You could use '\n' for define the new line character as delimiter.
xargs -d '\n' rm < 1.txt
Be careful with the -rf because it can delete what you don't want to if the 1.txt contains paths with spaces. That's why the new line delimiter a bit safer.
On BSD systems, you could use -0 option to use new line characters as delimiter like this:
xargs -0 rm < 1.txt
xargs -I{} sh -c 'rm "{}"' < 1.txt should do what you want. Be careful with this command as one incorrect entry in that file could cause a lot of trouble.
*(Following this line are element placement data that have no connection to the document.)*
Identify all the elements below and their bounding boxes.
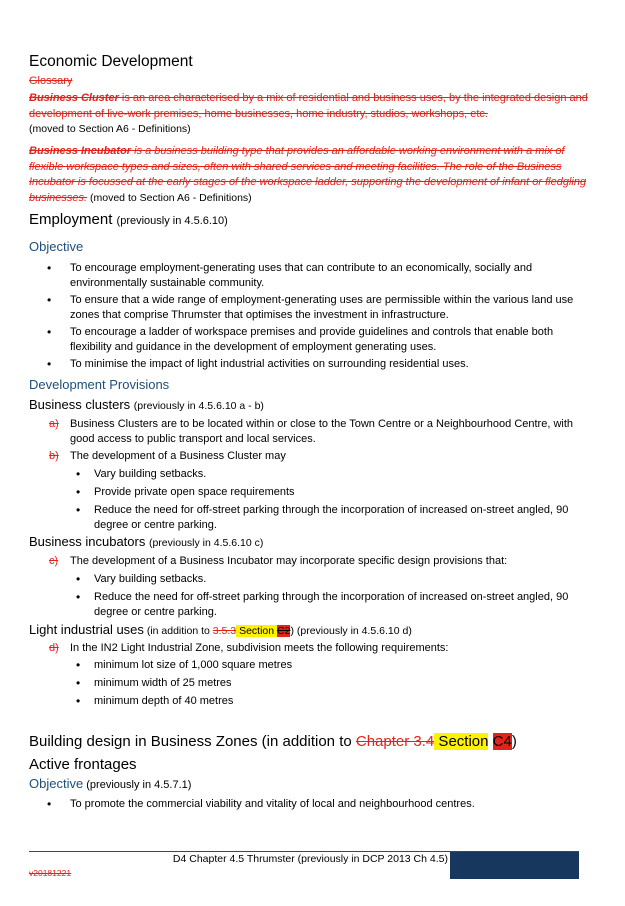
provision-c (49, 554, 595, 569)
list-item: • minimum lot size of 1,000 square metres (70, 658, 595, 673)
provision-b-label: b) (49, 450, 59, 462)
development-provisions-heading: Development Provisions (29, 377, 170, 392)
list-item: • To minimise the impact of light industrial activities on surrounding residential uses. (29, 357, 595, 372)
employment-subtitle: (previously in 4.5.6.10) (116, 215, 228, 227)
glossary-heading: Glossary (29, 75, 73, 87)
list-item: • To encourage a ladder of workspace premises and provide guidelines and controls that enable both flexibility and guidance in the development of employment generating uses. (29, 325, 595, 354)
footer-color-block (450, 852, 579, 879)
business-cluster-text: is an area characterised by a mix of residential and business uses, by the integrated design and development of live-work premises, home businesses, home industry, studios, workshops, etc. (29, 92, 588, 120)
list-item: • To promote the commercial viability and vitality of local and neighbourhood centres. (29, 797, 595, 812)
light-industrial-inserted-ref: Section (236, 625, 275, 637)
light-industrial-section-code: C2 (277, 625, 291, 637)
provision-a-text: Business Clusters are to be located within or close to the Town Centre or a Neighbourhood Centre, with good access to public transport and local services. (70, 418, 574, 445)
business-clusters-heading (29, 397, 264, 412)
provision-c-text: The development of a Business Incubator may incorporate specific design provisions that: (70, 555, 508, 567)
business-incubators-heading (29, 534, 263, 549)
employment-objective-list (29, 261, 595, 375)
list-item: • Reduce the need for off-street parking through the incorporation of increased on-street angled, 90 degree or centre parking. (70, 503, 595, 532)
list-item: • minimum width of 25 metres (70, 676, 595, 691)
business-incubator-text: is a business building type that provides an affordable working environment with a mix of flexible workspace types and sizes, often with shared services and meeting facilities. The role of the Business Incubator is focussed at the early stages of the workspace ladder, supporting the development of infant or fledgling businesses. (29, 145, 587, 204)
business-cluster-note: (moved to Section A6 - Definitions) (29, 123, 191, 135)
business-clusters-title: Business clusters (29, 397, 131, 412)
provision-d-label: d) (49, 642, 59, 654)
active-frontages-list (29, 797, 595, 815)
business-incubators-subtitle: (previously in 4.5.6.10 c) (148, 537, 264, 549)
active-frontages-heading: Active frontages (29, 756, 137, 773)
building-design-close: ) (511, 733, 517, 750)
provision-b-list (70, 467, 595, 536)
building-design-section-code: C4 (492, 733, 512, 750)
employment-heading (29, 211, 228, 228)
provision-d-list (70, 658, 595, 712)
footer-title: D4 Chapter 4.5 Thrumster (previously in DCP 2013 Ch 4.5) (172, 853, 448, 865)
provision-a (49, 417, 595, 446)
footer-version: v20181221 (29, 868, 72, 878)
business-incubator-note: (moved to Section A6 - Definitions) (87, 191, 252, 204)
active-frontages-objective-heading (29, 776, 191, 791)
building-design-title: Building design in Business Zones (in addition to (29, 733, 356, 750)
section-title-economic-development: Economic Development (29, 53, 193, 70)
list-item: • To ensure that a wide range of employment-generating uses are permissible within the various land use zones that comprise Thrumster that optimises the investment in infrastructure. (29, 293, 595, 322)
business-incubators-title: Business incubators (29, 534, 146, 549)
list-item: • To encourage employment-generating uses that can contribute to an economically, socially and environmentally sustainable community. (29, 261, 595, 290)
employment-title: Employment (29, 211, 113, 228)
employment-objective-heading: Objective (29, 239, 84, 254)
light-industrial-post: ) (previously in 4.5.6.10 d) (290, 625, 412, 637)
provision-b-text: The development of a Business Cluster may (70, 450, 286, 462)
light-industrial-deleted-ref: 3.5.3 (212, 625, 237, 637)
provision-b (49, 449, 595, 464)
business-incubator-term: Business Incubator (29, 145, 132, 157)
list-item: • Reduce the need for off-street parking through the incorporation of increased on-street angled, 90 degree or centre parking. (70, 590, 595, 619)
provision-c-list (70, 572, 595, 623)
provision-d (49, 641, 595, 656)
provision-d-text: In the IN2 Light Industrial Zone, subdivision meets the following requirements: (70, 642, 449, 654)
active-frontages-subtitle: (previously in 4.5.7.1) (83, 779, 192, 791)
business-cluster-definition (29, 91, 595, 138)
light-industrial-pre: (in addition to (143, 625, 213, 637)
list-item: • Vary building setbacks. (70, 467, 595, 482)
active-frontages-objective: Objective (29, 776, 84, 791)
light-industrial-heading (29, 622, 412, 637)
business-cluster-term: Business Cluster (29, 92, 119, 104)
building-design-deleted-ref: Chapter 3.4 (355, 733, 435, 750)
list-item: • Vary building setbacks. (70, 572, 595, 587)
provision-a-label: a) (49, 418, 59, 430)
list-item: • minimum depth of 40 metres (70, 694, 595, 709)
list-item: • Provide private open space requirements (70, 485, 595, 500)
business-incubator-definition (29, 144, 595, 206)
business-clusters-subtitle: (previously in 4.5.6.10 a - b) (133, 400, 264, 412)
building-design-heading (29, 733, 517, 750)
provision-c-label: c) (49, 555, 59, 567)
building-design-inserted-ref: Section (434, 733, 489, 750)
light-industrial-title: Light industrial uses (29, 622, 144, 637)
This answer was edited after #tdavies pointed out that the original did not do shell expansion.
You can use this one-liner:
cat 1.txt | xargs echo rm | sh
Which does shell expansion but executes rm the minimum number of times.
Just to provide an another way, you can also simply use the following command
$ cat to_remove
/tmp/file1
/tmp/file2
/tmp/file3
$ rm $( cat to_remove )
In this particular case, due to the dangers cited in other answers, I would
Edit in e.g. Vim and :%s/\s/\\\0/g, escaping all space characters with a backslash.
Then :%s/^/rm -rf /, prepending the command. With -r you don't have to worry to have directories listed after the files contained therein, and with -f it won't complain due to missing files or duplicate entries.
Run all the commands: $ source 1.txt
cat 1.txt | xargs rm -f | bash Run the command will do the following for files only.
cat 1.txt | xargs rm -rf | bash Run the command will do the following recursive behaviour.
Here's another looping example. This one also contains an 'if-statement' as an example of checking to see if the entry is a 'file' (or a 'directory' for example):
for f in $(cat 1.txt); do if [ -f $f ]; then rm $f; fi; done
Here you can use set of folders from deletelist.txt while avoiding some patterns as well
foreach f (cat deletelist.txt)
rm -rf ls | egrep -v "needthisfile|*.cpp|*.h"
end
This will allow file names to have spaces (reproducible example).
# Select files of interest, here, only text files for ex.
find -type f -exec file {} \; > findresult.txt
grep ": ASCII text$" findresult.txt > textfiles.txt
# leave only the path to the file removing suffix and prefix
sed -i -e 's/:.*$//' textfiles.txt
sed -i -e 's/\.\///' textfiles.txt
#write a script that deletes the files in textfiles.txt
IFS_backup=$IFS
IFS=$(echo "\n\b")
for f in $(cat textfiles.txt);
do
rm "$f";
done
IFS=$IFS_backup
# save script as "some.sh" and run: sh some.sh
In case somebody prefers sed and removing without wildcard expansion:
sed -e "s/^\(.*\)$/rm -f -- \'\1\'/" deletelist.txt | /bin/sh
Reminder: use absolute pathnames in the file or make sure you are in the right directory.
And for completeness the same with awk:
awk '{printf "rm -f -- '\''%s'\''\n",$1}' deletelist.txt | /bin/sh
Wildcard expansion will work if the single quotes are remove, but this is dangerous in case the filename contains spaces. This would need to add quotes around the wildcards.